Power Big Meet (Sweden)
The largest American car show in the world is held at Västerås, Sweden. It has been held each July since 1978 and attracts more than 20,000 cars. There are two sections; upscale, family-friendly classic car show and a chaotic, anything-goes raggare show. (Raggare- Scandinavian sub-culture based on American greasers, hot rods, 50s music).
Power Big Meet is attended largely by millennials and GenZ and with a significant female participation. (Millennials-those who reached young adulthood in the early 21st century. GenZ – the demographic cohort immediately after millennials)
This event celebrates artistic decay and excess

What are the implications of Katya’s analysis?
As Katya has pointed out, different nationalities and different sociocultural groups interact with automotive history in different ways.
Should we engage these different groups and incorporate a more inclusive approach? If that is our aim, we should look at core patterns.
Katya identifies the following systems of interest:
• Static – museum piece
• Dynamic – daily driver
• Nostalgic – familiar
• Exotic – unusual
• Preservation – restoration
• Use – transformation

Our expectations must be flexible. Develop policy based on sociocultural preferences. Be willing to explore new paths. Listen to and engage with participants.

Katya claims that FIVA and the Charter of Turin specifically discourage a key mode of participant engagement – that of transformation and questions whether there are other systems of interest that we are neglecting or de-legitimising?

In future, how do we balance respect for authenticity, historical preservation and sensitivity to participant preferences and values?
Participants construct their own values and meanings for objects based on their cultures and life stories.

• The best intentions of academics and professionals may not align with the values of participants.
• Automotive heritage appreciation and engagement is a heterogeneous, dynamic sphere.
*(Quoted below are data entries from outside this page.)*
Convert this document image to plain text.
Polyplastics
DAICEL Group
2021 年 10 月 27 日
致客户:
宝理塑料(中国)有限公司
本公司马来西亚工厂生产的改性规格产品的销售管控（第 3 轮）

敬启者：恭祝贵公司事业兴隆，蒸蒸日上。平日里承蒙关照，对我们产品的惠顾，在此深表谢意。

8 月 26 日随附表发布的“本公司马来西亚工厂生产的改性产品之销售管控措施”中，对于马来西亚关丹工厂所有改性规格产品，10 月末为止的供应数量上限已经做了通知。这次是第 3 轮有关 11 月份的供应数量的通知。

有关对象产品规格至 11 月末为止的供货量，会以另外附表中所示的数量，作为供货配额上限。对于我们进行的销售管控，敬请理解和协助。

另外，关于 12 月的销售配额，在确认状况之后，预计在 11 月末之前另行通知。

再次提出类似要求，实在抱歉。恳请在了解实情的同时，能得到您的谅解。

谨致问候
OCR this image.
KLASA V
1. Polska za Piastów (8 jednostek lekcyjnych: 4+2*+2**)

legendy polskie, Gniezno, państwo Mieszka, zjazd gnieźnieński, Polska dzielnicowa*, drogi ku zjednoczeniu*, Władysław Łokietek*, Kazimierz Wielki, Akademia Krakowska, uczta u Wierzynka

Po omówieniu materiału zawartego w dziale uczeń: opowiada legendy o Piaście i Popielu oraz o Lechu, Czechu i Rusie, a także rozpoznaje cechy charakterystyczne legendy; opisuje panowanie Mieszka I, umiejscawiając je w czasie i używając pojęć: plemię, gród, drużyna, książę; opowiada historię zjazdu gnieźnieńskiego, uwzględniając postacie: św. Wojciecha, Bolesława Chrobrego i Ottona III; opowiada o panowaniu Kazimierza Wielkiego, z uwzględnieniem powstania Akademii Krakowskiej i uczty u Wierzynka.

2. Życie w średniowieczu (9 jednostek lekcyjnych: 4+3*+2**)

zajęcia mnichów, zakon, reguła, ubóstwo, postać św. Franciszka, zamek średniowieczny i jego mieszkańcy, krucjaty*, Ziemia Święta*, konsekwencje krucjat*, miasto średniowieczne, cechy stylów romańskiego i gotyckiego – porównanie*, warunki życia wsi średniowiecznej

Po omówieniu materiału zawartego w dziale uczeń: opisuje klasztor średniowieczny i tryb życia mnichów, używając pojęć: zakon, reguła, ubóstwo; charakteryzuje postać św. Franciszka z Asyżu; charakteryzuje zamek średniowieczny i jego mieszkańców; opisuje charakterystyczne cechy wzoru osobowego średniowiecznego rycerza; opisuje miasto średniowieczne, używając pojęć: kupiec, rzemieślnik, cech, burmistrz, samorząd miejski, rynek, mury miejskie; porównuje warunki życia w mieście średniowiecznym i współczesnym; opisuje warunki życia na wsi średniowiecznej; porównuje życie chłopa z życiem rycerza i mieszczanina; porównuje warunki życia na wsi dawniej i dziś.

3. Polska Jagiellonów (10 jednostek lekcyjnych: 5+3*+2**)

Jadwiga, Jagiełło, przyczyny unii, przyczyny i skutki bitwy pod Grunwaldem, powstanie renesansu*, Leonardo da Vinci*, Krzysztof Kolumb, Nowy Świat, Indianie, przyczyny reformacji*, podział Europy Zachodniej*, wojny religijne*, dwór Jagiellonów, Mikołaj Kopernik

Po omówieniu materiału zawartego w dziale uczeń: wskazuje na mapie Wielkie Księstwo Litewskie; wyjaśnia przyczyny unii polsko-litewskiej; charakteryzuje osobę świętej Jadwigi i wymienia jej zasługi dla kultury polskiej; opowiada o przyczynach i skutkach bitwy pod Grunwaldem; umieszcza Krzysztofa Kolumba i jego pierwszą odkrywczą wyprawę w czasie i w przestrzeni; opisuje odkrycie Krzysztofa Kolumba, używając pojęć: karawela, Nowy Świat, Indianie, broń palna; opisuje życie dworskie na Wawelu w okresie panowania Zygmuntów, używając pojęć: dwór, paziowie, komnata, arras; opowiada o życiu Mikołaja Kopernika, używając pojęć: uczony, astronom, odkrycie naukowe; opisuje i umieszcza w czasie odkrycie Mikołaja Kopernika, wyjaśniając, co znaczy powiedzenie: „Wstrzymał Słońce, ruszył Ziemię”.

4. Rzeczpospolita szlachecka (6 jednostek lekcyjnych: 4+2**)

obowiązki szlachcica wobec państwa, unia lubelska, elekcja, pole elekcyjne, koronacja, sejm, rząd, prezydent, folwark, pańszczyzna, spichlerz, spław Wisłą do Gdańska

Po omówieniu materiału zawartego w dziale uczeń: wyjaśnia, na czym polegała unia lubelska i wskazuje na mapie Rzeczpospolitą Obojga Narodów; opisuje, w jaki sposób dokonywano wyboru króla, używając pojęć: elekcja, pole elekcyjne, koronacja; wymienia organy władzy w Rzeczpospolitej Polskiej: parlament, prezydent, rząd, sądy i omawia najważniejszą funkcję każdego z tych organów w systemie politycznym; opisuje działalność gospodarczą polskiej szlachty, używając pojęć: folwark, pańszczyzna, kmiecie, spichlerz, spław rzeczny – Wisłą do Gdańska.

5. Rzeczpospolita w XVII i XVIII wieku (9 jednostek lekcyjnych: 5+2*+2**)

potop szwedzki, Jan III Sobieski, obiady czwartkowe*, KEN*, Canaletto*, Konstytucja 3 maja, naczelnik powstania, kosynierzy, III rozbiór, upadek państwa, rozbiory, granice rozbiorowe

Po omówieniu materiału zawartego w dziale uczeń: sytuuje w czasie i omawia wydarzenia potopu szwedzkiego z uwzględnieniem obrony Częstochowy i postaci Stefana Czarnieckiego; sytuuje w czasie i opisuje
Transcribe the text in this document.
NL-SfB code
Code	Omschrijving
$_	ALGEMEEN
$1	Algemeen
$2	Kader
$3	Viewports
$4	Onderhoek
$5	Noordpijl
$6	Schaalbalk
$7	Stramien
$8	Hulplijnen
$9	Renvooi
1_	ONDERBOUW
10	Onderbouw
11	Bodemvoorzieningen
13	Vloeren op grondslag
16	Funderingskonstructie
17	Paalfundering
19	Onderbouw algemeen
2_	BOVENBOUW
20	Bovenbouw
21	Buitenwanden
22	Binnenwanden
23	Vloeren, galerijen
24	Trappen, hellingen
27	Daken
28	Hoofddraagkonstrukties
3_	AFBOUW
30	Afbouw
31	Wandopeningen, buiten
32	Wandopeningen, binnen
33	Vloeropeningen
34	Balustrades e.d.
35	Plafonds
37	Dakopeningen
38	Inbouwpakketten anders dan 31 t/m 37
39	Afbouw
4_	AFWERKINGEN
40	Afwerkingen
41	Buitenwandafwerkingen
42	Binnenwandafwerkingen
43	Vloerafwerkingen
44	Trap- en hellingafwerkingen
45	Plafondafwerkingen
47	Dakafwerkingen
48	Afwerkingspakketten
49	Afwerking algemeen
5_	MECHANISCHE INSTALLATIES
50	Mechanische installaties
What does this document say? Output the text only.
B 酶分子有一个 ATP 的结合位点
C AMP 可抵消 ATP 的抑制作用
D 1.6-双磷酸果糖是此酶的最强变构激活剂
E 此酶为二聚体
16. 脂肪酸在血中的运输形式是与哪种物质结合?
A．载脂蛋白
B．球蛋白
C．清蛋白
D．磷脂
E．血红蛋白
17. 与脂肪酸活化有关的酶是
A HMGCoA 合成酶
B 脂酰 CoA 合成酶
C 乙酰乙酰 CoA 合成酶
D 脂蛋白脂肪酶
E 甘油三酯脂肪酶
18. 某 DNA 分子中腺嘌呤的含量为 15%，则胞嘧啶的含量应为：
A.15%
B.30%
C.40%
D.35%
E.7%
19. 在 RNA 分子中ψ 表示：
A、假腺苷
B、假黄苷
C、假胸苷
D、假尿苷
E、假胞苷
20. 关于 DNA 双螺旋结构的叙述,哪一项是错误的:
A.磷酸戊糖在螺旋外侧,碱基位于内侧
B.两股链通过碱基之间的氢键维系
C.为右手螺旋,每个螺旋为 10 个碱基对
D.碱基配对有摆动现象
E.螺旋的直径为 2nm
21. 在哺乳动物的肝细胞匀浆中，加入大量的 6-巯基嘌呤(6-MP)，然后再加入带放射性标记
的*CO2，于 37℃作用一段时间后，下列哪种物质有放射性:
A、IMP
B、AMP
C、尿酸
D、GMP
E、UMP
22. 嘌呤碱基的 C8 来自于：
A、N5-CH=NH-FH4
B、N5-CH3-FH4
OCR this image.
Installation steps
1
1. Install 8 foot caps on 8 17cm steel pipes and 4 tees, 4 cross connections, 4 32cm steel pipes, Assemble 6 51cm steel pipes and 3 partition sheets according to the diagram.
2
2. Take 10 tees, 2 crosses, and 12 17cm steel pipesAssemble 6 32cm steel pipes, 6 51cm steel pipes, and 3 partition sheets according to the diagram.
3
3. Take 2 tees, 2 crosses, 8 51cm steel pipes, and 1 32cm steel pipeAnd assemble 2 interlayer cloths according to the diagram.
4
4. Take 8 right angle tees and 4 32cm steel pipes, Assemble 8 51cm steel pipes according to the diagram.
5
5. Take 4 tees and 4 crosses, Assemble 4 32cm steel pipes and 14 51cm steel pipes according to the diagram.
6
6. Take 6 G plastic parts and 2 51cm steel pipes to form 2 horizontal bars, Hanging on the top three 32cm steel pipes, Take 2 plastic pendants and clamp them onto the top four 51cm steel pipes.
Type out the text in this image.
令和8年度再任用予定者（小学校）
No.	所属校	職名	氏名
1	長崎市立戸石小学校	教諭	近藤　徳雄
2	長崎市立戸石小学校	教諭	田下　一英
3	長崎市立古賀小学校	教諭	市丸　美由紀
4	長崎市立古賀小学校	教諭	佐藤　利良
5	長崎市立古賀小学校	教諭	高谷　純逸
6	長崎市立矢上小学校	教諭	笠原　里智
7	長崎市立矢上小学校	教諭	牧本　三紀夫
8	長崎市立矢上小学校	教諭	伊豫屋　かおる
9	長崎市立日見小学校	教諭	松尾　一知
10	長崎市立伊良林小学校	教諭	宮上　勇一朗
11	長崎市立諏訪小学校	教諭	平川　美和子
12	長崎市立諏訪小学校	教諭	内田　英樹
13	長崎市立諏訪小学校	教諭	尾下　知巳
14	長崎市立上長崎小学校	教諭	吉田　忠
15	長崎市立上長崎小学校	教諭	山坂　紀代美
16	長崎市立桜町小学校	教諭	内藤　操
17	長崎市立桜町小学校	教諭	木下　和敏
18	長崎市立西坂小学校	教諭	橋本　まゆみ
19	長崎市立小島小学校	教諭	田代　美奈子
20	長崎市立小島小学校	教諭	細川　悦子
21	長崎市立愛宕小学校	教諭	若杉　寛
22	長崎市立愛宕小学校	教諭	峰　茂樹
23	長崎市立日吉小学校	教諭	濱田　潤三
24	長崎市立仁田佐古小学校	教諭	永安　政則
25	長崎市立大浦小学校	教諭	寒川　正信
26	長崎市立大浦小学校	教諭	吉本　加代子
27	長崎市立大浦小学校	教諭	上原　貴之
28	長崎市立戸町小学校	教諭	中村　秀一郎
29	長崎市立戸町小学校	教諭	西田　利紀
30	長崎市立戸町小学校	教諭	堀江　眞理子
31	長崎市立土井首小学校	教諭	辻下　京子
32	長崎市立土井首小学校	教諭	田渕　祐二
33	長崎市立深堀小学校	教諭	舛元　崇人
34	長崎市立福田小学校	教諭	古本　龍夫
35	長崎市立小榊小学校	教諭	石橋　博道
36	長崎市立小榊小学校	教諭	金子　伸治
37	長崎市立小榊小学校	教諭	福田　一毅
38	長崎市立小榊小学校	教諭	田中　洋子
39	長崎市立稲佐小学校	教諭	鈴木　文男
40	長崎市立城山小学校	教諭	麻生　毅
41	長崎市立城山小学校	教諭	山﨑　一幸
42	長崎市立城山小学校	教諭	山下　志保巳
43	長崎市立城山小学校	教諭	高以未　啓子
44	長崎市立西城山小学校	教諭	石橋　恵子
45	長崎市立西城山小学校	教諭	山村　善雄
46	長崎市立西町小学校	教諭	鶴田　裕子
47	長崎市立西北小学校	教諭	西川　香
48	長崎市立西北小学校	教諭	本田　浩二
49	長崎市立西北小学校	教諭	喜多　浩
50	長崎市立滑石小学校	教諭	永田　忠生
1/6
It was interesting to hear Katya’s description of the historic vehicle events in America and Scandinavia. The considerable interest in American cars of the 50s and 60s in Scandinavia may surprise those of us who are familiar with the UK historic vehicle scene. Also, it was significant that there has been a decline of 1,000 in the 7,500 membership of Vintage Chevrolet Club of America over the last five years where driving activity is seen as of secondary importance. Could it be that interest in parking your classic car in a field full of other classic cars is declining in America?

One of Katya’s suggestions that many enthusiasts will agree with is increasing the attractiveness of historic vehicles to a wider range of social groups by reaching out to them wherever they are. Currently under-represented in the UK are young people and women. Another issue mentioned by Katya is the importance of historic vehicles being seen on the highway by the public. The ‘Drive it Day’ promoted by the FBHVC addresses this and has gained prominence in recent years.

More historic vehicle events should be aimed at families and one such local event that is always a sell-out is the Lymm Historic Transport Day held in June, which attracts 8,000 visitors each year. This embodies many features that are advocated by Katya including a parade into the centre of Lymm by classic cars and a family friendly classic car show. There are also historic barges on the canal, model railways, traction engines, commercial vehicles, children’s activities, music and even a fly-past by historic WW2 fighter planes. This model goes a long way to broadening the public’s interest in historic vehicles and is a way to generate the interest of youngsters and their families.

Katya may have an uphill struggle convincing FIVA to increase the scope of the Charter of Turin to include the transformation of historic vehicles. There is a debate about converting historic vehicles to electric power but both FIVA and FBHVC do not accept that such conversions qualify as historic vehicles.